(Bloomberg) -- Amtrak restored regular train service on Monday in the Northeast U.S., after disruptions from a crash that killed two railroad workers near Philadelphia on the nation’s busiest passenger-rail corridor.
Backhoe on tracks
A train from New York to Savannah, Georgia, struck construction equipment on the tracks Sunday morning south of Philadelphia, forcing Amtrak to suspend operations between the city and Wilmington, Delaware. By the afternoon, the carrier resumed running some trains on the route as the U.S. National Transportation Safety Board dispatched a team to the scene. Regular service will resume Monday with some delays between Philadelphia and Wilmington, the railroad said on Twitter.
There were about 30 injuries, none life threatening, among the 341 passengers on Train 89, Amtrak spokesman Mike Tolbert said in an e-mail. The dead were the operator of an Amtrak backhoe and his supervisor, according to the office of Senator Charles Schumer of New York, who was briefed on the crash.

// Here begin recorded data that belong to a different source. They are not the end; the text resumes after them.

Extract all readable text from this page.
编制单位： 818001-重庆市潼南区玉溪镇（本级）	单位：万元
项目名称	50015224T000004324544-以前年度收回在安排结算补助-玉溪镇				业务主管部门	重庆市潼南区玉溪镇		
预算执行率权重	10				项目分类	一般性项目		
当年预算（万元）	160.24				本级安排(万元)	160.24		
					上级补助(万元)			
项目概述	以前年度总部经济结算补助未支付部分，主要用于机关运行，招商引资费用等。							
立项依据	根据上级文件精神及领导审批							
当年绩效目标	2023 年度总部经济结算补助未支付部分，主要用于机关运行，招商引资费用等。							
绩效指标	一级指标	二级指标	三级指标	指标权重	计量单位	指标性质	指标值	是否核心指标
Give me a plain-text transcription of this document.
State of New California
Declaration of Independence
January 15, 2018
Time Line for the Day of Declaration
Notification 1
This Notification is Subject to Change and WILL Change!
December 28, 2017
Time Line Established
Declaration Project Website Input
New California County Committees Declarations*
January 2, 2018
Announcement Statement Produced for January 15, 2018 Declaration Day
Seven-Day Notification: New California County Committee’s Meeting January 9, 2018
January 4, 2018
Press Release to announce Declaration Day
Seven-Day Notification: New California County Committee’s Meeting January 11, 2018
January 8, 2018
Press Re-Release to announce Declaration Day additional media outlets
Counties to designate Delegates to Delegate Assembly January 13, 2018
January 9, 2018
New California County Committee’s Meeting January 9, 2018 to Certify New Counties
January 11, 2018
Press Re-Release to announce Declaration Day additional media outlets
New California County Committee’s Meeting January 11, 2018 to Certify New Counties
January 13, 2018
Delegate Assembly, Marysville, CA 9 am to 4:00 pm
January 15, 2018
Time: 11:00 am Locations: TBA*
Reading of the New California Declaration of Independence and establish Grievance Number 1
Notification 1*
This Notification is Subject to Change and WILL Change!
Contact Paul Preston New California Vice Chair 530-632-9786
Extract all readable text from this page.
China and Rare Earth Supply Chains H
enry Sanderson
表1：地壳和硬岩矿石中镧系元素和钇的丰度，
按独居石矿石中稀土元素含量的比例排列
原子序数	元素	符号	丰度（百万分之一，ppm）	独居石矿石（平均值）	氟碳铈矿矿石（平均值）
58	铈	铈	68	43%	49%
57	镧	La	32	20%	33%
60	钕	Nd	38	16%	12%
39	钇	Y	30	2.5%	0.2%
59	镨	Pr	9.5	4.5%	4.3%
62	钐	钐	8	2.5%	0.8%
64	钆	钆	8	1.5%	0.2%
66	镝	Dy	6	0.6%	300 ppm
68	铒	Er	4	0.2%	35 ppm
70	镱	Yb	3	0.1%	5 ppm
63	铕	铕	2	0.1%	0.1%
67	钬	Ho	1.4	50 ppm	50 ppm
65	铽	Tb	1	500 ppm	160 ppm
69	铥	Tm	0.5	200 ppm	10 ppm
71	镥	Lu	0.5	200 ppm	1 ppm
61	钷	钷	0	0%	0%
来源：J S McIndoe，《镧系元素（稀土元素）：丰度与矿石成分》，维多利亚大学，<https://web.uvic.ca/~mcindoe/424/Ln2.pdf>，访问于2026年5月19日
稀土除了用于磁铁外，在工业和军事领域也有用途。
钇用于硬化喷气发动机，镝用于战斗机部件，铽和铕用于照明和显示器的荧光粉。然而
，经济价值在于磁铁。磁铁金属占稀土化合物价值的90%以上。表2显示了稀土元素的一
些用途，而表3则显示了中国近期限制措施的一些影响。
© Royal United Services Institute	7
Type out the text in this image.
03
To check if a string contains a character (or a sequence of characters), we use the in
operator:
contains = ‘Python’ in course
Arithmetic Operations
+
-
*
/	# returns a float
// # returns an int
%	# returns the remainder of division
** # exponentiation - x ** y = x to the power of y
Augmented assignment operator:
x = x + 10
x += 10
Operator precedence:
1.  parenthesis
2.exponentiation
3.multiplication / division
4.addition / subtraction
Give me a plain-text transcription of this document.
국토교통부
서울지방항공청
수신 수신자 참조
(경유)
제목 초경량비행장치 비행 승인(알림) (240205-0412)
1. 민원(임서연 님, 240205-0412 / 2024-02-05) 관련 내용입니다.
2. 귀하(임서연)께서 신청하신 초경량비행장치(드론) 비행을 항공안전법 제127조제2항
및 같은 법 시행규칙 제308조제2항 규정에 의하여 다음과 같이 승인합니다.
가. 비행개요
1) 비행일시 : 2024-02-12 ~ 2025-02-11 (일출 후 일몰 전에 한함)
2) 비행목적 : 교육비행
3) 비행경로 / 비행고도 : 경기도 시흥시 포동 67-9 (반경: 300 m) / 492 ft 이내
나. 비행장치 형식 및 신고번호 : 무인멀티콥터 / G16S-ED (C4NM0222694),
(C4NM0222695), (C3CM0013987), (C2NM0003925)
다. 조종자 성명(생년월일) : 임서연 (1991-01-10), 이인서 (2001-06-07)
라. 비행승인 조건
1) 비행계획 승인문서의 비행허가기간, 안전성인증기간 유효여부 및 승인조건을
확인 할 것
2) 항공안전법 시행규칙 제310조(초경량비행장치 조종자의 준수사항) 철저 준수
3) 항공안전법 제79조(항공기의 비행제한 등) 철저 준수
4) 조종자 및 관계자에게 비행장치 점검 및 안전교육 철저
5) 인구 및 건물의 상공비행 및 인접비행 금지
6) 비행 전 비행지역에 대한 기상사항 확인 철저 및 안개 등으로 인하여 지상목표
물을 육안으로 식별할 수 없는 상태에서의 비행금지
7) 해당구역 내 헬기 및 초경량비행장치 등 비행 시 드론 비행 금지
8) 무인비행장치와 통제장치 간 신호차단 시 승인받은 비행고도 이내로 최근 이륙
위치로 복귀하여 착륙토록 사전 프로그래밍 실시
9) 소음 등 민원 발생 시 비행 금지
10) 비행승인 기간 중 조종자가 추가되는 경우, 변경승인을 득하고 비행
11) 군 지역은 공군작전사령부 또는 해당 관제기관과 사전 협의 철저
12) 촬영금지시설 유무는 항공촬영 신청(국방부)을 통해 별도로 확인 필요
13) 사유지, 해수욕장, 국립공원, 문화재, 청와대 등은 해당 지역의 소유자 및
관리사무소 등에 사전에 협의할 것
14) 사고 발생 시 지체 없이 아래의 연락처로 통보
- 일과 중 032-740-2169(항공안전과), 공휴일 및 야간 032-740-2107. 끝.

Most heavily traveled stretch of tracks
Amtrak’s Northeast Corridor runs between Washington and Boston, and is the most heavily traveled stretch of tracks for the U.S. passenger railroad. Sunday’s accident in Chester, Pennsylvania, marked at least Amtrak’s second near Philadelphia in less than a year, after a derailment there in May killed eight passengers and injured dozens.
The main engine in Sunday’s crash skipped the tracks after slamming into the backhoe, Amtrak said. Railroad accidents involving work crews have been a worsening problem in recent years and prompted the NTSB to issue a special report in 2014.